Marbet was quicker at discerning motivation. “They thought we might bring our artifact into their home system by another tunnel route. They thought we might have figured out alternate routes in—”
“They’re wrong,” Kaufman said. “But they don’t know that.”
“—and so they moved their artifact to their home world and set it at prime eleven. To protect themselves. We’re back to a stalemate.”
“They might have done that,” Kaufman said. “But there’s an alternate speculation.”
“Seems to me a lot of this is just speculation,” Capelo said.
Marbet snapped, “You’re an odd one to make that charge, Tom. Your profession consists of turning speculation into theory into fact.”

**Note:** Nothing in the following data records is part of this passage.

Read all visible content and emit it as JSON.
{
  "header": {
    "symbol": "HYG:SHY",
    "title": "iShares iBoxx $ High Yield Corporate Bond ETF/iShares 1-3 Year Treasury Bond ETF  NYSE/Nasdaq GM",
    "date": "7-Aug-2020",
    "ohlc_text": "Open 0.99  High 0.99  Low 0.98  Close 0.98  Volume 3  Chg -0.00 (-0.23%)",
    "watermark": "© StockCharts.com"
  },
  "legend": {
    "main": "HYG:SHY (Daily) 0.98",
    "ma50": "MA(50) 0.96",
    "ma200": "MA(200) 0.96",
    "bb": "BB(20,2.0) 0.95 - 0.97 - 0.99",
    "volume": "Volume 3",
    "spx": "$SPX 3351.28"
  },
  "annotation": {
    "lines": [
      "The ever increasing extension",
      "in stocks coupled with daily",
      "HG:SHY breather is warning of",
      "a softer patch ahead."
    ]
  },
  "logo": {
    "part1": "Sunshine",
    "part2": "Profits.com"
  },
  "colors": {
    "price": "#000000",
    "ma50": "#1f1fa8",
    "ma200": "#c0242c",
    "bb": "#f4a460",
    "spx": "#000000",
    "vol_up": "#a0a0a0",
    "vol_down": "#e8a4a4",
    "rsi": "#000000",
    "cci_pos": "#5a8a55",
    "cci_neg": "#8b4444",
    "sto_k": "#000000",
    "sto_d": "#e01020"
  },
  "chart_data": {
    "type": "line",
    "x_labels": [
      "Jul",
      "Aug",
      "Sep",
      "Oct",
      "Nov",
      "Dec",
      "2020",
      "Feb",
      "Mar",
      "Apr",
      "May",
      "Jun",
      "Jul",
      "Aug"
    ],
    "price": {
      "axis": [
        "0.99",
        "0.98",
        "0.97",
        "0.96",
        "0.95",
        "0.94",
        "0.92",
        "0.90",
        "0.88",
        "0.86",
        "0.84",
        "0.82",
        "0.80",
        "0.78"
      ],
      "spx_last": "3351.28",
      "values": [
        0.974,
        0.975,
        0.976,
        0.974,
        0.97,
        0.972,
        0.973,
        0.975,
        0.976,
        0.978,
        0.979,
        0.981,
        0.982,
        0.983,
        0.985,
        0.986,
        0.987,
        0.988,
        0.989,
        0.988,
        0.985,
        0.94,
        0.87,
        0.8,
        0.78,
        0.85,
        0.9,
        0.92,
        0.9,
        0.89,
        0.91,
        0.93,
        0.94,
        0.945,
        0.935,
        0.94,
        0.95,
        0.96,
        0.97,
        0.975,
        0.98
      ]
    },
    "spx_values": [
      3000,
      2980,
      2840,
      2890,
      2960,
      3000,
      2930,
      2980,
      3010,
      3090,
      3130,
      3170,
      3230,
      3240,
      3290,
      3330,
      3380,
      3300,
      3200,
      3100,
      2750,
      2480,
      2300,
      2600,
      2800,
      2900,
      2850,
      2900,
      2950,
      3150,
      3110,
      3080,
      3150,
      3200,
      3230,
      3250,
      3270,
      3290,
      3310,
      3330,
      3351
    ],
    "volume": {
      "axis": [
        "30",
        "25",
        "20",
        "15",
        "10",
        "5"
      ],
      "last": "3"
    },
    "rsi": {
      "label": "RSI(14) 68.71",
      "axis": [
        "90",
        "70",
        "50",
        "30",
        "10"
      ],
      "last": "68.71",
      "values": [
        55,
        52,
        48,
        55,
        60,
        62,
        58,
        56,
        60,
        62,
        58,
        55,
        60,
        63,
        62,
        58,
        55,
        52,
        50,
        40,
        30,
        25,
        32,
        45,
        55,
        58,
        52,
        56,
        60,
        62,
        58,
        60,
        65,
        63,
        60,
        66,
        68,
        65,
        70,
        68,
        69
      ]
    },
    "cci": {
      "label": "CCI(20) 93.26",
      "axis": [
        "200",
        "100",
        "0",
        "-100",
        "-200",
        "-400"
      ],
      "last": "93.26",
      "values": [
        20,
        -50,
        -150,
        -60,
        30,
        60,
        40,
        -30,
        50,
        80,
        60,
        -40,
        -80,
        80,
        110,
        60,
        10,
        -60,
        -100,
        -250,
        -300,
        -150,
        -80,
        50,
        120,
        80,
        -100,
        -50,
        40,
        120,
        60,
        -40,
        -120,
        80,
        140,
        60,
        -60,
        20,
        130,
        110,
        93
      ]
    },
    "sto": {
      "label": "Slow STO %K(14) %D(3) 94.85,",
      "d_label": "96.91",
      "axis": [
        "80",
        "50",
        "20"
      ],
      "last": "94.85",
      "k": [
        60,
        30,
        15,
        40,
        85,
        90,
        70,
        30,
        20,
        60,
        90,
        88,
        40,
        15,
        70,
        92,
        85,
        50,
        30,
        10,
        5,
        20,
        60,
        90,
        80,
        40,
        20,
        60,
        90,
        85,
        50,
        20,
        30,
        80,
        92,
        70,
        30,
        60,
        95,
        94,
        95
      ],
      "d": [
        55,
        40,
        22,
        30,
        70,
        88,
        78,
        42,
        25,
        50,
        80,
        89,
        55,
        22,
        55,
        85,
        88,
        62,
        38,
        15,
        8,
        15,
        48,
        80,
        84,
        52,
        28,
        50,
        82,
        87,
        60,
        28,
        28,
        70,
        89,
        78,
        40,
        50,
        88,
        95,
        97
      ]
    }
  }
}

Capelo laughed, unwillingly. Kaufman smiled at Marbet, his first genuine smile since their quarrel. He went on, “The other tunnel or tunnels out of their home world must lead to Faller colonies, or at least to military outposts. Humans have never appeared at any of them. So as time goes on, the Fallers deduce that we know only one way into their home system: through Q space, and they think we can’t even be sure of that route, since no human has returned alive with the information.